The advance finally granted to Techspace Aero amounts to EUR 31 978 850, corresponding to an intensity level of […], which is the weighted average of the intensities applicable to the relative costs of IR and PCD activities.


4.1.   Existence of State aid


The advance was granted by the Belgian Federal Government to a single company. It is repaid only in the event of the success of the product being researched. This makes the advance more advantageous than a loan at market rates. Lastly, Techspace Aero is engaged in an area in which there is significant trade between Member States. It therefore meets the cumulative criteria for determining the existence of State aid as defined in Article 87(1) of the EC Treaty.

4.2.   Unlawfulness of State aid


The aid was granted on 1 October 2003, even before it was notified to the Commission and therefore necessarily before it had been approved by the Commission. There is no suspension clause whereby payment of the advance is subject to analysis of the scheme by the Commission in accordance with Community State aid rules. Since the scheme has already been implemented, it must be considered to be unlawful within the meaning of Article 1(b) and (f) of Regulation (EC) No 659/1999.

4.3.   Compatibility of State aid


Modification of the aid scheme as described in paragraphs 26 and 27 takes away the advantage initially conferred on the beneficiary by reducing the aid intensity to the level stipulated in the R & D framework (50 % for IR activities and 25 % for PCD activities, increased by 5 % if the project is carried out in one of the regions covered by Article 87(3)(c)). In addition to recovery, with interest, of the surplus aid, repayment of the remaining aid goes beyond the requirements of the R & D framework. The aid thus modified is therefore compatible with that framework.


The Belgian authorities undertake to take away the additional advantage temporarily granted to Techspace Aero relative to the beneficiaries of aid in the form of repayable advances in the cases hitherto examined by the Commission.



The Commission notes that Belgium has unlawfully implemented the R & D aid for Techspace Aero in breach of Article 88(3) of the EC Treaty. However, Belgium has adapted State aid granted so as to bring it into line with the Community framework on State aid for research and development,


Article 1

The aid for research and development implemented by Belgium for Techspace Aero for an initial amount of EUR 41 274 000 and modified as described in paragraphs 26 and 27 is compatible with the common market.

Article 2

This Decision is addressed to the Kingdom of Belgium.

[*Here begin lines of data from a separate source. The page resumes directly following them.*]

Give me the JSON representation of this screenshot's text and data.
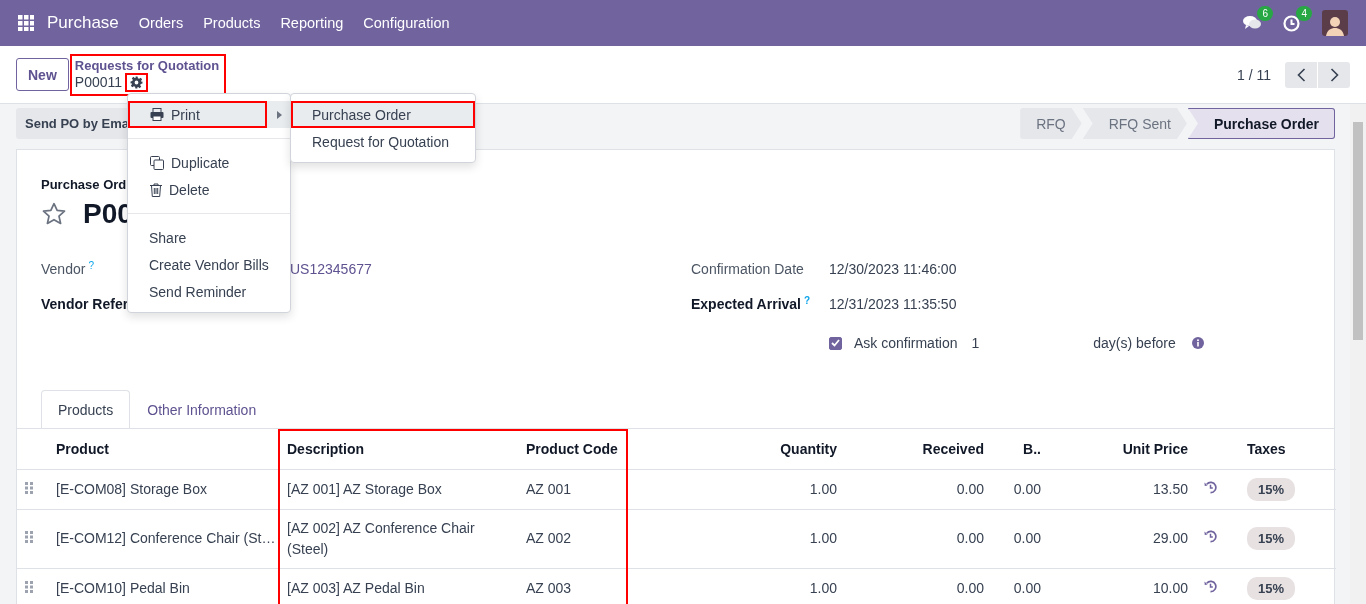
{
  "navbar": {
    "app": "Purchase",
    "menu": [
      "Orders",
      "Products",
      "Reporting",
      "Configuration"
    ],
    "messages_count": "6",
    "activities_count": "4"
  },
  "control_panel": {
    "new_button": "New",
    "breadcrumb_parent": "Requests for Quotation",
    "breadcrumb_current": "P00011",
    "breadcrumb_annotated": true,
    "gear_annotated": true,
    "pager": "1 / 11"
  },
  "action_menu": [
    {
      "kind": "print",
      "label": "Print",
      "selected": true,
      "annotated": true
    },
    {
      "kind": "divider"
    },
    {
      "kind": "duplicate",
      "label": "Duplicate",
      "selected": false,
      "annotated": false
    },
    {
      "kind": "delete",
      "label": "Delete",
      "selected": false,
      "annotated": false
    },
    {
      "kind": "divider"
    },
    {
      "kind": "plain",
      "label": "Share",
      "selected": false,
      "annotated": false
    },
    {
      "kind": "plain",
      "label": "Create Vendor Bills",
      "selected": false,
      "annotated": false
    },
    {
      "kind": "plain",
      "label": "Send Reminder",
      "selected": false,
      "annotated": false
    }
  ],
  "print_menu": [
    {
      "label": "Purchase Order",
      "selected": true,
      "annotated": true
    },
    {
      "label": "Request for Quotation",
      "selected": false,
      "annotated": false
    }
  ],
  "action_button": "Send PO by Ema",
  "stages": [
    {
      "label": "RFQ",
      "selected": false
    },
    {
      "label": "RFQ Sent",
      "selected": false
    },
    {
      "label": "Purchase Order",
      "selected": true
    }
  ],
  "form": {
    "title_label": "Purchase Ord",
    "starred": false,
    "name": "P00",
    "fields_left": [
      {
        "label": "Vendor",
        "help": "?",
        "value": "US12345677",
        "bold": false
      },
      {
        "label": "Vendor Refer",
        "bold": true
      }
    ],
    "fields_right": [
      {
        "label": "Confirmation Date",
        "value": "12/30/2023 11:46:00",
        "bold": false
      },
      {
        "label": "Expected Arrival",
        "help": "?",
        "value": "12/31/2023 11:35:50",
        "bold": true
      }
    ],
    "ask_confirmation": {
      "label": "Ask confirmation",
      "checked": true,
      "days": "1",
      "suffix": "day(s) before"
    }
  },
  "tabs": [
    {
      "label": "Products",
      "selected": true
    },
    {
      "label": "Other Information",
      "selected": false
    }
  ],
  "table": {
    "columns": [
      {
        "label": "Product",
        "annotated": false
      },
      {
        "label": "Description",
        "annotated": true
      },
      {
        "label": "Product Code",
        "annotated": true
      },
      {
        "label": "Quantity",
        "annotated": false
      },
      {
        "label": "Received",
        "annotated": false
      },
      {
        "label": "B..",
        "annotated": false
      },
      {
        "label": "Unit Price",
        "annotated": false
      },
      {
        "label": "Taxes",
        "annotated": false
      }
    ],
    "rows": [
      {
        "product": "[E-COM08] Storage Box",
        "description": "[AZ 001] AZ Storage Box",
        "product_code": "AZ 001",
        "quantity": "1.00",
        "received": "0.00",
        "billed": "0.00",
        "unit_price": "13.50",
        "taxes": "15%"
      },
      {
        "product": "[E-COM12] Conference Chair (St…",
        "description": "[AZ 002] AZ Conference Chair (Steel)",
        "product_code": "AZ 002",
        "quantity": "1.00",
        "received": "0.00",
        "billed": "0.00",
        "unit_price": "29.00",
        "taxes": "15%"
      },
      {
        "product": "[E-COM10] Pedal Bin",
        "description": "[AZ 003] AZ Pedal Bin",
        "product_code": "AZ 003",
        "quantity": "1.00",
        "received": "0.00",
        "billed": "0.00",
        "unit_price": "10.00",
        "taxes": "15%"
      }
    ]
  }
}
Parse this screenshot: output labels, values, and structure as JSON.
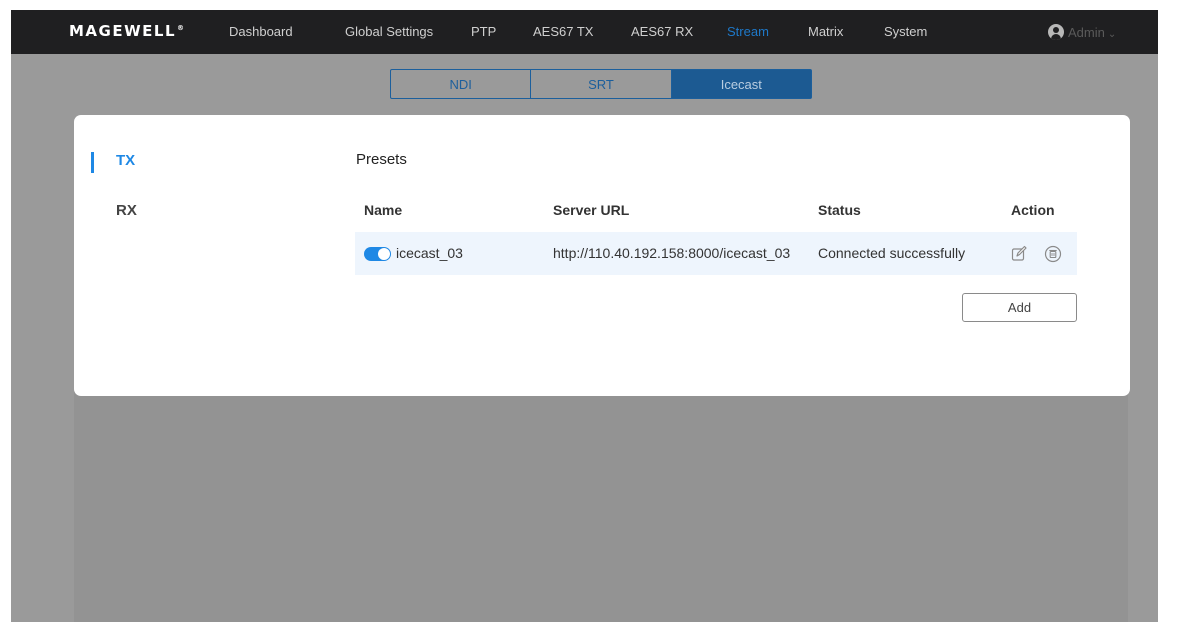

Done at Brussels, 6 December 2006.

For the Commission

Neelie KROES

Member of the Commission

(1)  OJ L 83, 27.3.1999, p. 1. Regulation as last amended by Regulation (EC) No 1791/2006 (OJ L 363, 20.12.2006, p. 1).

(2)  OJ C 196, 19.8.2006, p. 16.

(3)  OJ C 45, 17.2.1996, p. 5.

(4)  See footnote 2.

(5)  Business secret.

(6)  See the cases cited in footnote 4 of the Commission Decision of 22 June 2006 (OJ C 196, 19.8.2006, p. 16).